The ENTIRE meal she wore a sour-puss face and was barely pleasant enough to have a conversation with, much less actually get to know my boyfriend. I found her attitude barely tolerable so I tried to avoid all conversation with her. It's a good thing we live almost 900 miles apart. At the end of the meal she says a brief goodbye, shook Matt's hand and said "it'll be nice to get to know you sometime. Maybe we'll see you again." I was so proud of Matt- he bit his tongue the entire time. He also had several gin & tonics, which probably helped. My dad was cool about everything though. Too bad he sat at the other end of the table.

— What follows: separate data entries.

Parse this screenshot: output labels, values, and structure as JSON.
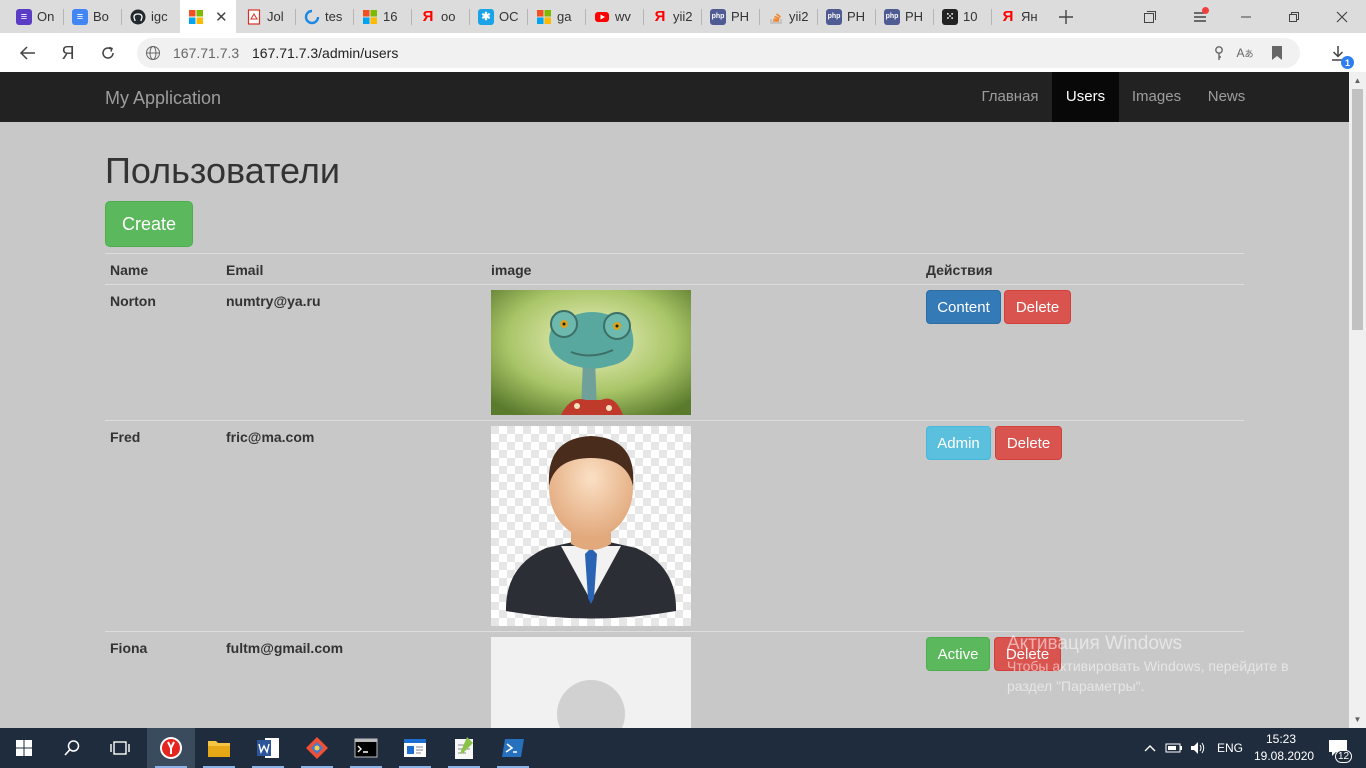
{
  "browser": {
    "tabs": [
      {
        "label": "On",
        "icon": "purple-doc-icon",
        "color": "#5b3cc4"
      },
      {
        "label": "Bo",
        "icon": "google-docs-icon",
        "color": "#4285f4"
      },
      {
        "label": "igc",
        "icon": "github-icon",
        "color": "#24292e"
      },
      {
        "label": "",
        "icon": "microsoft-logo-icon",
        "color": "#f25022"
      },
      {
        "label": "Jol",
        "icon": "pdf-icon",
        "color": "#d93025"
      },
      {
        "label": "tes",
        "icon": "cloud-swirl-icon",
        "color": "#1e88e5"
      },
      {
        "label": "16",
        "icon": "microsoft-logo-icon",
        "color": "#f25022"
      },
      {
        "label": "oo",
        "icon": "yandex-icon",
        "color": "#ff0000"
      },
      {
        "label": "OC",
        "icon": "gear-app-icon",
        "color": "#1aa3e8"
      },
      {
        "label": "ga",
        "icon": "microsoft-logo-icon",
        "color": "#f25022"
      },
      {
        "label": "wv",
        "icon": "youtube-icon",
        "color": "#ff0000"
      },
      {
        "label": "yii2",
        "icon": "yandex-icon",
        "color": "#ff0000"
      },
      {
        "label": "PH",
        "icon": "php-icon",
        "color": "#4f5b93"
      },
      {
        "label": "yii2",
        "icon": "stackoverflow-icon",
        "color": "#f48024"
      },
      {
        "label": "PH",
        "icon": "php-icon",
        "color": "#4f5b93"
      },
      {
        "label": "PH",
        "icon": "php-icon",
        "color": "#4f5b93"
      },
      {
        "label": "10",
        "icon": "dice-icon",
        "color": "#222222"
      },
      {
        "label": "Ян",
        "icon": "yandex-icon",
        "color": "#ff0000"
      }
    ],
    "url_host": "167.71.7.3",
    "url_path": "167.71.7.3/admin/users",
    "download_count": "1"
  },
  "navbar": {
    "brand": "My Application",
    "links": [
      {
        "label": "Главная",
        "active": false
      },
      {
        "label": "Users",
        "active": true
      },
      {
        "label": "Images",
        "active": false
      },
      {
        "label": "News",
        "active": false
      }
    ]
  },
  "page": {
    "title": "Пользователи",
    "create_label": "Create"
  },
  "table": {
    "headers": {
      "name": "Name",
      "email": "Email",
      "image": "image",
      "actions": "Действия"
    },
    "rows": [
      {
        "name": "Norton",
        "email": "numtry@ya.ru",
        "image_icon": "chameleon-photo-icon",
        "primary_label": "Content",
        "primary_style": "primary",
        "delete_label": "Delete"
      },
      {
        "name": "Fred",
        "email": "fric@ma.com",
        "image_icon": "businessman-avatar-icon",
        "primary_label": "Admin",
        "primary_style": "info",
        "delete_label": "Delete"
      },
      {
        "name": "Fiona",
        "email": "fultm@gmail.com",
        "image_icon": "default-avatar-icon",
        "primary_label": "Active",
        "primary_style": "success",
        "delete_label": "Delete"
      }
    ]
  },
  "watermark": {
    "title": "Активация Windows",
    "line1": "Чтобы активировать Windows, перейдите в",
    "line2": "раздел \"Параметры\"."
  },
  "taskbar": {
    "language": "ENG",
    "time": "15:23",
    "date": "19.08.2020",
    "notification_count": "12"
  },
  "colors": {
    "navbar_bg": "#222222",
    "success": "#5cb85c",
    "primary": "#337ab7",
    "danger": "#d9534f",
    "info": "#5bc0de"
  }
}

So Matt got to meet my parents, brother, sister, brother in law and two nephews all at once. I'm lucky he's still speaking to me. My brother was cool with him luckily, and actually engaged him in conversation. My brother in law warned him that I'm a black sheep and he better watch out for me. (as in keep me out of trouble). Thanks Joe. 'Preciate it. Jeez!! It's my turn next week to meet his family at Thanksgiving. Matt is taking me to my favorite restaurant to celebrate my birthday next week. :) He says his family has no weirdness like mine does, so I guess I'll have an easy time of it at his house. Yay.

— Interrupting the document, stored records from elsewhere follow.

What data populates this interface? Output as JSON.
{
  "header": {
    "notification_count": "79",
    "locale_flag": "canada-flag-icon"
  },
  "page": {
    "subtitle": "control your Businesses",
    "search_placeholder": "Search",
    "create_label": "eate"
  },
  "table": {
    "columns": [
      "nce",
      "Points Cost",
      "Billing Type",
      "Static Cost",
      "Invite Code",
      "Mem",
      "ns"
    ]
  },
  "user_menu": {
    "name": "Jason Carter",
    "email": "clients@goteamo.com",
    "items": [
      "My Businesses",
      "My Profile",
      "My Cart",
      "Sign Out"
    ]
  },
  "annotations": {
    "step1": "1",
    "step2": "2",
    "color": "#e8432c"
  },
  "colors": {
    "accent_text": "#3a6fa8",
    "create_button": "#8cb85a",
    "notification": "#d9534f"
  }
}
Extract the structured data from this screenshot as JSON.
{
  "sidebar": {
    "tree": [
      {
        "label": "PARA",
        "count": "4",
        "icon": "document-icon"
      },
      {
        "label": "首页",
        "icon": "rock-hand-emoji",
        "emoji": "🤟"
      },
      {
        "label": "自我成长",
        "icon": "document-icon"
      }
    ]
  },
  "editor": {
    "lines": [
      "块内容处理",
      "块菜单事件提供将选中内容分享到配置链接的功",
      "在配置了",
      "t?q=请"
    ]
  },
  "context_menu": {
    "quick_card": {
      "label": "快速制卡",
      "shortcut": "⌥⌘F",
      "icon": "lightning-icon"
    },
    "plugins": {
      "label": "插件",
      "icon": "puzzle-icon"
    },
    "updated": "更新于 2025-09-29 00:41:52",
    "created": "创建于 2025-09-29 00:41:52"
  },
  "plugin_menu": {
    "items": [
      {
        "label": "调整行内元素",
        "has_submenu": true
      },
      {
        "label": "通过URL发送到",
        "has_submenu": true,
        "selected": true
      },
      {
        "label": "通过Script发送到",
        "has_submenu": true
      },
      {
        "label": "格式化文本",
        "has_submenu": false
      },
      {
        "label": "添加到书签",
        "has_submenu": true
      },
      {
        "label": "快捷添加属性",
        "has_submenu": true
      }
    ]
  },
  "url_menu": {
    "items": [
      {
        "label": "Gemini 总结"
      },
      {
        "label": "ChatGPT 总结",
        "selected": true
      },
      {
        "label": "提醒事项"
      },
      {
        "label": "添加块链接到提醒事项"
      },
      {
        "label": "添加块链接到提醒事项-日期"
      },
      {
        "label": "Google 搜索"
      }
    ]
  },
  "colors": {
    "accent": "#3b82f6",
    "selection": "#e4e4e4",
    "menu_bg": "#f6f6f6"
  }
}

So here's the question: If we end up going to my parents' for xmas, do I insist on staying in the same room (I've been married and divorced, I've slept with men before, I think they know my purity is long gone), do I cancel the trip altogether because I know it'll be weird (we haven't bought the tickets yet), or do I respect her wishes in her house, despite their ridiculousness?

Comments

OutcastB's picture
Submitted by OutcastB on Tue, 11/16/2010 - 05:50
I'd have to say... stay with them, respect the wishes of you're mom and when you get back home have crazy uncontroled all over the house sex.;)
AngryJason's picture
Submitted by AngryJason on Tue, 11/16/2010 - 06:59
It's kind of nice that your mom is looking out for you, as silly as it sounds to say that. I would say just go with the flow - defer to your mom's will while in her house. In the end, you'll be able to laugh about it with Matt, and still, you can sneak some lovin' on the side, which can open up the door for all sorts of fun.
SPARHAWK25's picture
Submitted by SPARHAWK25 on Tue, 11/16/2010 - 10:38
It's their house...respect their rules...unless your mom is just doing it so she can sneak into Matt's room late at night.
VenomRudman's picture
Submitted by VenomRudman on Tue, 11/16/2010 - 15:37
Stay at a hotel. As to respect her rules, fuck that, you're a grown woman. If you were 22 and it was your college boyfriend, that's a different story. You're 32, married and divorced. You KNOW it's your duty to sneak off somewhere and have sex, tho.......
erinroxyfox's picture
Submitted by erinroxyfox on Tue, 11/16/2010 - 17:59
UGH Ugh ugh I hate when I know what the right answer is and just don't wanna do it.. We decided not to go. It's already weird and I don't want it getting weirder. We're going to Mexico or London instead, depending on flights that are available.
meemoos's picture
Submitted by meemoos on Tue, 11/16/2010 - 21:18
Good choice :)
meemoos's picture
Submitted by meemoos on Mon, 11/15/2010 - 17:52
stay in a Hotel!!!!!! Or just make your mom happy--and late at night he can sneak into your room (just like High school) :-)
ImMrPete's picture
Submitted by ImMrPete on Mon, 11/15/2010 - 18:00
Get a new mom.
ImMrPete's picture
Submitted by ImMrPete on Mon, 11/15/2010 - 18:01
Why is she like that? Life is to short to be a sour puss.
SoupNazzi's picture
Submitted by SoupNazzi on Mon, 11/15/2010 - 18:16
You should respect her wishes in her house... Not that I agree with her, but it'll prevent everyone having a horrible holiday because your mom is pissed off. That shit is contagious during holidays.
Jedi_Kez's picture
Submitted by Jedi_Kez on Mon, 11/15/2010 - 18:33
When you are staying under their roof, you should honor their rules and expectations. That's the respectable thing to do.
RyanFromVegas's picture
Submitted by RyanFromVegas on Mon, 11/15/2010 - 19:21
Yep..if you dont like their rules, stay in a hotel.
Automan21k's picture
Submitted by Automan21k on Mon, 11/15/2010 - 21:14
Every year we say we will spend the holidays in some tropical island paradise...every year we forget until its too late. Family exists so after you have been beaten, burned, scared, and poisoned, you can sill have someone there who can smear mud in your face.